By Timothy Quinn
As a Toronto-based franchisee for Intelligent Office, which provides ‘virtual’ professional office services—from phone systems and mailing addresses to on-demand office space and conference rooms—à la carte for small to medium-size enterprises (SMEs), I’ve introduced a burgeoning business-to-business (B2B) model to an urban environment where there are already strong trends in its favour. As a result, my three franchises are among the top performers across the entire system today and have served as an example to our corporate headquarters of where rapid growth can be found tomorrow.
Getting into business
I was born in Georgetown, which is part of Halton Hills, Ont. I grew up there and then in Bramalea, a neighbourhood in Brampton, Ont. As a child, I was into sports, especially hockey and football. And as I grew older, I became interested in current events, business and politics.
At McMaster University in Hamilton, I earned a bachelor of commerce (honours) degree with a minor in economics. When I graduated in the early 1990s, however, the economy was in the depths of a recession.
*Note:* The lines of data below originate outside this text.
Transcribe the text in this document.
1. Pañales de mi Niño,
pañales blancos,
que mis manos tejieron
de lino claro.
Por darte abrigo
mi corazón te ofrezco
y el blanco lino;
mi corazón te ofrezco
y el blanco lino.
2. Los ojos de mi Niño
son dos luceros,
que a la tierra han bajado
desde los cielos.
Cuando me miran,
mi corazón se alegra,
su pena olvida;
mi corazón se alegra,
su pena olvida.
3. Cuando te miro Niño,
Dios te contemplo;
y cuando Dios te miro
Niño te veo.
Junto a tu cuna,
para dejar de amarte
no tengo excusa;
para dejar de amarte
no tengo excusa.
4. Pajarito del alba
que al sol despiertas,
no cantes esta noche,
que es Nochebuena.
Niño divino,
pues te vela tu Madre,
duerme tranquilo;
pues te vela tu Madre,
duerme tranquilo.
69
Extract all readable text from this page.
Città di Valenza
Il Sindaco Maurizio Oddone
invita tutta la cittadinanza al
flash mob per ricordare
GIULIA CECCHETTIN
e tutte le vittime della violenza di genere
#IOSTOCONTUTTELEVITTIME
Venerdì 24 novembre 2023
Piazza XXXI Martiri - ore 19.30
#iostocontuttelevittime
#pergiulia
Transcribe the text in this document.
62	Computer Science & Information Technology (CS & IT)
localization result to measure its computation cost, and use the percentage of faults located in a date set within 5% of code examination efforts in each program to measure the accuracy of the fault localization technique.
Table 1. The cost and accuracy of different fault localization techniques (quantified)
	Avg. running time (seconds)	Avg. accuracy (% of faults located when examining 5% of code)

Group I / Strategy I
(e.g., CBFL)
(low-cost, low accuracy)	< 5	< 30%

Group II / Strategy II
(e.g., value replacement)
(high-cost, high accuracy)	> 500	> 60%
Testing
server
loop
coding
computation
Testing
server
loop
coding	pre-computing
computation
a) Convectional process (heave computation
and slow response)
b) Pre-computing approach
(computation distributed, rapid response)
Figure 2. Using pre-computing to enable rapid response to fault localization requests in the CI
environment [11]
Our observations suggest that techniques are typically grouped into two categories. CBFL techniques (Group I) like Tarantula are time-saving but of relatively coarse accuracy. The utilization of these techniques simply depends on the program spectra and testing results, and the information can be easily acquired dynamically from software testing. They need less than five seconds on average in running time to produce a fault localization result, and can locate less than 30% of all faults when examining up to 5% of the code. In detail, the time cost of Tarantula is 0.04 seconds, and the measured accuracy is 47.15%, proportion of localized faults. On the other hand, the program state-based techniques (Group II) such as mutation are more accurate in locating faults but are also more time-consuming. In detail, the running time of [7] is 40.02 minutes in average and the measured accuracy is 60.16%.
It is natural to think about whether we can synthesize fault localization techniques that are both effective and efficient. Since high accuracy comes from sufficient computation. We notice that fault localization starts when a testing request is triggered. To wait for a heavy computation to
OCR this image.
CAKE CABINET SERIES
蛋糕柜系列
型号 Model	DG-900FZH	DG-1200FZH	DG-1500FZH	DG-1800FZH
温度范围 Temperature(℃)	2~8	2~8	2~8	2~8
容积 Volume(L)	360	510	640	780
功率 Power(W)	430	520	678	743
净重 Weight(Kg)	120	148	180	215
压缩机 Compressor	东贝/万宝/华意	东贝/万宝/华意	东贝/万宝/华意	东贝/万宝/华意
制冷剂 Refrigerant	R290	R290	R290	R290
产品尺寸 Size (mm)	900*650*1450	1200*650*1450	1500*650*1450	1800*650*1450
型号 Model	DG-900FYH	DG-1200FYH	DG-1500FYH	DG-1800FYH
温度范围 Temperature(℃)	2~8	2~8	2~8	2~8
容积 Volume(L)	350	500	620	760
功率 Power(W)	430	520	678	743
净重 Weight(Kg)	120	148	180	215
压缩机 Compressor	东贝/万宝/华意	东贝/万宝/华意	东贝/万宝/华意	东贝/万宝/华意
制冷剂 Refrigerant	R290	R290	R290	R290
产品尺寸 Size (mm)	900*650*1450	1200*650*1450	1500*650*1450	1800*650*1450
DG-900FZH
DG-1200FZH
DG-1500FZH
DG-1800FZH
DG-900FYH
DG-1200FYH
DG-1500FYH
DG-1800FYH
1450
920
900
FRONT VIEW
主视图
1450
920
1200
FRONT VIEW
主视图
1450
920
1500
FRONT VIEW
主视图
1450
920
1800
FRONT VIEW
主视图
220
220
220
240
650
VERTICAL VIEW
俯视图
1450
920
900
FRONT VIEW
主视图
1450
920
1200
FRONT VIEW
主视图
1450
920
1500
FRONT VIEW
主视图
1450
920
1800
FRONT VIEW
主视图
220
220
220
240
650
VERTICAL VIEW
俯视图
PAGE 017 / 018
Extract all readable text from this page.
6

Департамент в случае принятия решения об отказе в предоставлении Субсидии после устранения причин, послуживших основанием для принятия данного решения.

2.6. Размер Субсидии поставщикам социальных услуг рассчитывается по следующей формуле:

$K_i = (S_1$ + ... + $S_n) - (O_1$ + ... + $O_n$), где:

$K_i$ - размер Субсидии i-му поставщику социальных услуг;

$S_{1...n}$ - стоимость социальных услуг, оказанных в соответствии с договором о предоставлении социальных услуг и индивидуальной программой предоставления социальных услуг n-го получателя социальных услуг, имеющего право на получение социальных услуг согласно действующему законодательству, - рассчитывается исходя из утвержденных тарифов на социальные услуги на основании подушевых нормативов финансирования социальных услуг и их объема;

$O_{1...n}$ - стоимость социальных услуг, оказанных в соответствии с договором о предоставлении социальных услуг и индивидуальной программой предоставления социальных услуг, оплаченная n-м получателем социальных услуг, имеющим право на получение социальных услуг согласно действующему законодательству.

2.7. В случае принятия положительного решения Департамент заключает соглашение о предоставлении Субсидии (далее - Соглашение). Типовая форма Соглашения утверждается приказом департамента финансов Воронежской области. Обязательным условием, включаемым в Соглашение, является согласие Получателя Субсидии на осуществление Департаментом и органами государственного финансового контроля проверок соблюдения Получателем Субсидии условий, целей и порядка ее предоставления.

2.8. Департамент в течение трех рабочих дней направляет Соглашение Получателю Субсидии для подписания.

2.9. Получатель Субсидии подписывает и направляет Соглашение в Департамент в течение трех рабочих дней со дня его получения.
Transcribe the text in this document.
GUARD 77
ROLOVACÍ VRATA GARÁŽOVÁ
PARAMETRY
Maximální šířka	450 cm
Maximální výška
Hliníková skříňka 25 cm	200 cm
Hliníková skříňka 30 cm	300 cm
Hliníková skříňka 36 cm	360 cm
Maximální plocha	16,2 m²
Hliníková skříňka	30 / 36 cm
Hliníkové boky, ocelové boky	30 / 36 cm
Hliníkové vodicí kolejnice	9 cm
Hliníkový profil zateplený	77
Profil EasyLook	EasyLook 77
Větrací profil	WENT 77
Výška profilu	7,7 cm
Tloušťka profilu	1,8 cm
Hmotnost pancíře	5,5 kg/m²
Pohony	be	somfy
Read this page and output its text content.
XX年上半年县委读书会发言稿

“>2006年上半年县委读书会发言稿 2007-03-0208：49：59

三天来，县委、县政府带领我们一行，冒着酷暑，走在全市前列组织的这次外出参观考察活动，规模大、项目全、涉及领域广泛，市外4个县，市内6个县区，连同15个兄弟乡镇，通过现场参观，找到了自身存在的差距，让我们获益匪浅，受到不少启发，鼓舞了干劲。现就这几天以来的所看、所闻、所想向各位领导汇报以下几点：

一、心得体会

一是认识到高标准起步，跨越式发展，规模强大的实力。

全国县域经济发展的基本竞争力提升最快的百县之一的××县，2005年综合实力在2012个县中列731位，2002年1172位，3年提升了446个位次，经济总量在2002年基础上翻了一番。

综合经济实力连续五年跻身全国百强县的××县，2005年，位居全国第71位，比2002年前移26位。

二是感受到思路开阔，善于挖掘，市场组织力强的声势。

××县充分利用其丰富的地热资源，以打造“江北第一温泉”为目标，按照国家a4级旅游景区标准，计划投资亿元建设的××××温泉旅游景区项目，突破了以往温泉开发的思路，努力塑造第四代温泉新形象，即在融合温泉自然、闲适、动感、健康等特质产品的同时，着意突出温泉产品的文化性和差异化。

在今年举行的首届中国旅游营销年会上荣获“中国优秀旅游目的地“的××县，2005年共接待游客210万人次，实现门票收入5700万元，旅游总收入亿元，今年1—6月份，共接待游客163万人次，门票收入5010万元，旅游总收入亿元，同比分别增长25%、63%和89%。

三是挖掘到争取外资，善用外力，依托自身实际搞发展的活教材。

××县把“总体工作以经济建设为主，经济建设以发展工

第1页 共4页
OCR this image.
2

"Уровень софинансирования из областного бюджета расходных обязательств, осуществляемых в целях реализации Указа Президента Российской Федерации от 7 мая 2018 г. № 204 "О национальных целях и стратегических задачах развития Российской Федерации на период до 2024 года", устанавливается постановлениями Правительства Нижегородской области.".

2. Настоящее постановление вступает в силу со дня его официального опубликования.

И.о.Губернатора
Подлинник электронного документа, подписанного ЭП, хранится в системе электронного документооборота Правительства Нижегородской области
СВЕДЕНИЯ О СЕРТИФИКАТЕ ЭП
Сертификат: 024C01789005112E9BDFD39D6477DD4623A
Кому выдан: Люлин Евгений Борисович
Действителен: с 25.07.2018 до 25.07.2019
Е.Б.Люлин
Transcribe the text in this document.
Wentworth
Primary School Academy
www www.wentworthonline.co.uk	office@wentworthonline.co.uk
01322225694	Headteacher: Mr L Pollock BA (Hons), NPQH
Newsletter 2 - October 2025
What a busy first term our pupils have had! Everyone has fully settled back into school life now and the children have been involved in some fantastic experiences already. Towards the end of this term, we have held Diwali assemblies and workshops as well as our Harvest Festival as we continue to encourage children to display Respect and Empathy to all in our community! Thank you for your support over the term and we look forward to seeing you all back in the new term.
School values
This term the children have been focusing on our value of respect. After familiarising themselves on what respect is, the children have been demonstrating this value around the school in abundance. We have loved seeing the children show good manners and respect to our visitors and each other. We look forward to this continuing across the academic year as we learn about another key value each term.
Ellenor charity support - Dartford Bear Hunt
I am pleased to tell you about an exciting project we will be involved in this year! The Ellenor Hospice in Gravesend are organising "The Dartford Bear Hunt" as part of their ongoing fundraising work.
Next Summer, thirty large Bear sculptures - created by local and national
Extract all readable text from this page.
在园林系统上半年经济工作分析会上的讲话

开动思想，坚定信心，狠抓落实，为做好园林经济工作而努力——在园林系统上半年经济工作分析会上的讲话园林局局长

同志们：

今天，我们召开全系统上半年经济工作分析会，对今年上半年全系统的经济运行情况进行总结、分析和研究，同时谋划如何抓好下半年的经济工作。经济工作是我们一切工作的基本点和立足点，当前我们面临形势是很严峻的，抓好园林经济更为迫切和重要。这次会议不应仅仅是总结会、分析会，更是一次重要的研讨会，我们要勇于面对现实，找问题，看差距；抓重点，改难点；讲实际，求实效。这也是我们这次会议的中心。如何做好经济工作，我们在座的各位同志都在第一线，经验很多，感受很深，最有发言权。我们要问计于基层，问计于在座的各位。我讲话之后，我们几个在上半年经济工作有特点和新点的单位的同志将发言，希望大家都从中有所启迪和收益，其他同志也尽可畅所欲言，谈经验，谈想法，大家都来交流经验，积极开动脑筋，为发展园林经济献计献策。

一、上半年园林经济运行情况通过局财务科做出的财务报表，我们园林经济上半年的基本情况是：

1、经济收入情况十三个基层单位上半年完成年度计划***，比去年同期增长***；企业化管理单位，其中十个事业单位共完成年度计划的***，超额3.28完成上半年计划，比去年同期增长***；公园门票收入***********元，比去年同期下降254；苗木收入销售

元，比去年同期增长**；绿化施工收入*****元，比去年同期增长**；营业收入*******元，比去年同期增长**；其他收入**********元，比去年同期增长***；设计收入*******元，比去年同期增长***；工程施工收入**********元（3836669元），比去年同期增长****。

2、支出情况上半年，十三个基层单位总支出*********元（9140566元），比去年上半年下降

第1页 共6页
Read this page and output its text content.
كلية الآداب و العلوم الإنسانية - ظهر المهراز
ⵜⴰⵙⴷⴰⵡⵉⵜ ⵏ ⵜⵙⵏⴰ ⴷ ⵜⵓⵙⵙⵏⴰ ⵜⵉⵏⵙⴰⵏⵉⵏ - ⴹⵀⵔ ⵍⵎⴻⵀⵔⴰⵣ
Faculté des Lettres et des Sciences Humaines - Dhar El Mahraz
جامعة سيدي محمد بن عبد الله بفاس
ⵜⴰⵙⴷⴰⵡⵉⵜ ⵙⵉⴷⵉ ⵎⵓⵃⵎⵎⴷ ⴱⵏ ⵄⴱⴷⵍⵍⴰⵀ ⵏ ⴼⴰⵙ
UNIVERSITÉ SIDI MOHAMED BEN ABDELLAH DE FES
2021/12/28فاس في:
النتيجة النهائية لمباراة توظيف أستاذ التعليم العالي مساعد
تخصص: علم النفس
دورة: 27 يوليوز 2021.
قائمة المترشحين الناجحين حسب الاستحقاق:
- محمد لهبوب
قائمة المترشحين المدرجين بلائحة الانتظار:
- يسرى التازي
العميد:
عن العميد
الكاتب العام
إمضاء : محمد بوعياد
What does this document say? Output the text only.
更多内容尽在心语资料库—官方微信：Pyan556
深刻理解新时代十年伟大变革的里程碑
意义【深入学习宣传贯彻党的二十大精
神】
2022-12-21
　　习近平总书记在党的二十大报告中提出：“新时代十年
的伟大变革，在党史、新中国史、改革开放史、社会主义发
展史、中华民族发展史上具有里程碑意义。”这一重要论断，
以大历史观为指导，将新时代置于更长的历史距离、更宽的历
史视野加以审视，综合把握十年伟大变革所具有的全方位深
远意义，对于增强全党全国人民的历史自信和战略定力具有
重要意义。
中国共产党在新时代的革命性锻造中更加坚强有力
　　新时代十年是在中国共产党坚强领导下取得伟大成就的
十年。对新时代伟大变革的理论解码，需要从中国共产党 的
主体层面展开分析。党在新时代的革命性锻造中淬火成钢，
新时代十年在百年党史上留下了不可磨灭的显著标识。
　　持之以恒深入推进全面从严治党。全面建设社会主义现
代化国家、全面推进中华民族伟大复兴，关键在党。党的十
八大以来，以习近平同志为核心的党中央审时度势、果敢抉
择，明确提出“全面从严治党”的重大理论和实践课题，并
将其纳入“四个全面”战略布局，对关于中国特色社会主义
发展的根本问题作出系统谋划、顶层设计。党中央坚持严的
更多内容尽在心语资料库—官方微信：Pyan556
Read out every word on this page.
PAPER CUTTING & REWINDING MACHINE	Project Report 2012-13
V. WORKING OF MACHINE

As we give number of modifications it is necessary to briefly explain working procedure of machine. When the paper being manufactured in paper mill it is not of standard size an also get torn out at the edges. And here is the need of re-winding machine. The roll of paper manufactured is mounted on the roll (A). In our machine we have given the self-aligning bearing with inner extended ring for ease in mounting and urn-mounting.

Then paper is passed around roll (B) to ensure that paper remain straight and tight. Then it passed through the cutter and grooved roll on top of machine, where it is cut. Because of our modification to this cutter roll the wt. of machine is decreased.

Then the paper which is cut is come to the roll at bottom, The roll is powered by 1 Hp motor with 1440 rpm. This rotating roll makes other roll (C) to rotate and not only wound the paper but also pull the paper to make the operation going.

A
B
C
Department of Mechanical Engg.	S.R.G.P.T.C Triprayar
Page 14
I was interested in the advertising and marketing sectors, but the job placement rates there were way down.
Looking through a local newspaper, I felt motivated by a job ad seeking a junior salesperson for Artisan Graphics, which produced computer-cut vinyl logos for corporate truck fleet identification. Based in Mississauga, Ont., they had introduced new digital imaging technology for producing these photo-quality printed truck-side graphics. The concept of ‘rolling billboards’ was still very new back then.
I ended up working there for a couple of years, when the concept’s popularity was growing exponentially. Beyond trucks, the digital technology was a game-changer for all outdoor advertising, as it provided a way to produce low quantities of ultra-wide-format images on a variety of substrates much more affordably than ever.
In 1993, three of us left Artisan, got a small business loan and started our own company, GHQ Imaging, in Etobicoke (which is now part of Toronto). We bought the next generation of four-colour processing equipment, targeted a customer base of billboard companies and ad agencies throughout the Greater Toronto Area (GTA) and became Canada’s largest printer of ‘superboards.’
The industry was still exploding. Over the following six years, we established a sales network spanning both North and South America. We grew from $800,000 in annual sales to $15 million.
By 1999, GHQ had more than 120 employees and was the third largest supplier of its kind in the world. Prismaflex International, a large manufacturer of outdoor advertising products and printed output in France, purchased the company from us that year. I stayed for one more year on a management contract.
After I left Prismaflex, I took some time off to travel in Australia and to build a cottage on Lake Joseph in Ontario’s Muskoka region. Then I provided backing to the inventors of the Roto-Majic, a handheld tilling and weed-removal device for gardening. This involved some business consulting and we arranged an exclusive distribution contract with Home Hardware.